Foxx sends Obama highway bill to Congress, trucking groups unhappy with tolling measures
The Obama administration’s transportation funding plan has officially made its way to Congress, as Department of Transportation Secretary Anthony Foxx unveiled the four-year, $302 billion plan April 29. Trucking interests, however, are not impressed, taking particular issue with the bill’s giving states the authority to toll existing Interstates and with an expanded share of funding for transit and rail programs.
“Failing to act before the Highway Trust Fund runs out is unacceptable – and unaffordable,” Foxx said. “This proposal offers the kind of job creation and certainty that the American people want and deserve.”
The GROW AMERICA Act — Generating Renewal, Opportunity and Work with Accelerated Mobility, Efficiency and Rebuilding of Infrastructure and Communities throughout America — will prop up the Highway Trust Fund and rely on business tax reform to generate money for infrastructure projects, Foxx says.
The secretary also touts the 350-page bill’s aim to add jobs to the U.S. economy, address aging roads and bridges, help state and local governments plan more long-term projects, boost efficient freight networks and address regional economic needs.
A spokesman for the Owner-Operator Independent Drivers Association said the leadership was still reviewing the proposed bill, but noted “many concerns,” including tolling and allowing toll revenues to be used for costs other than highways and bridges.
The American Trucking Associations also expressed disapproval for the bill, saying it is “disappointed” by it, especially coming from President Obama – who “has talked more about the need to address our critical infrastructure deficit than any president in the past 20 years,” the ATA news release notes.
“Any proposal that moves away from a user-fee funded transportation system is not going to be acceptable to the American trucking industry, period,” President and CEO Bill Graves said. “Furthermore, we have real questions about the viability of the administration’s plan to use one-time proceeds from an unspecified and unlikely to pass corporate tax reform idea, along with inefficient highway tolling or private capital financing.”
ATA calls for a focus on “real, long-term funding answers” rather than “looking for the proverbial ‘nickels in the couch cushions.’”
“It is clear that this administration is aiming to hijack the Highway Trust Fund and convert it into a fund to finance a myriad of projects to benefit interests that do not pay user fees into the fund,” added ATA Executive Vice President Dave Osiecki.
While trucks move nearly 70 percent of all U.S. freight, the administration proposal uses the words “truck,” “trailer” or “motor carrier” just 91 times, while referencing “train” or “rail” a remarkable 518 times, ATA points out.
“Even more disheartening, the only reference to trucking in the administration’s announcement is a proposal by the Department of Transportation to impose a one-size-fits-all compensation model on an incredibly diverse industry – an extraordinarily misguided proposal for a department that claims to be data-driven,” Osecki said.
The Alliance for Toll-Free Interstates likewise blasted the bill.
“The option for states to place tolls on existing interstate capacity has existed for 23 years and not a single state has used tolls in this way – not just because the idea is unpopular, but because it’s bad policy,” said Miles Morin, spokesman for ATFI. “Tolling existing interstates is inefficient, causes traffic diversion, and increases supply chain costs that hurt businesses and consumers.

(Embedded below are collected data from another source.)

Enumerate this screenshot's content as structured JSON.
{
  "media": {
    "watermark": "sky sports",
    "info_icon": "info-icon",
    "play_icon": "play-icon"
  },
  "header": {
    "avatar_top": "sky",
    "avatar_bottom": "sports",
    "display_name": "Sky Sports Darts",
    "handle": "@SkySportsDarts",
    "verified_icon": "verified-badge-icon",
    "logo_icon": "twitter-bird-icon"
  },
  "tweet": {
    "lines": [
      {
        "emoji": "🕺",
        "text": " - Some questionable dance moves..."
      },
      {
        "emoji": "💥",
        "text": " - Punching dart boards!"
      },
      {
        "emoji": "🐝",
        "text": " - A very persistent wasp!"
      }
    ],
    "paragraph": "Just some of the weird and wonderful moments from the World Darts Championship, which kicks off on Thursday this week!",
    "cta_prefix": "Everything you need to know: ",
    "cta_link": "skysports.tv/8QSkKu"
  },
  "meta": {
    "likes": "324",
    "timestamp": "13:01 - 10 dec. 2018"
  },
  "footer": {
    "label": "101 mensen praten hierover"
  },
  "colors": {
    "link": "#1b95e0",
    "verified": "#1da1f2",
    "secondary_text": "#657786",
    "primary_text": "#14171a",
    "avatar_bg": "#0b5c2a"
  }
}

Transportation infrastructure needs improvements, but of all the ways to fund them, tolling existing interstates is the worst.”
Not surprisingly, the International Bridge, Tunnel and Turnpike Association applauded the tolling language in the bill, calling it “a bold step.”
“In releasing their proposal today, Secretary Foxx and the administration recognize the importance of giving states the maximum amount of flexibility to use all appropriate funding and financing tools to meet their 21st century funding challenges,” said Patrick Jones, executive director and CEO of IBTTA. “Now is the time to incorporate new and innovative ways to fund our nation’s transportation needs. Today’s administration proposal opens the door for state governments to take advantage of all the tools in the toolbox to meet their local transportation funding needs.”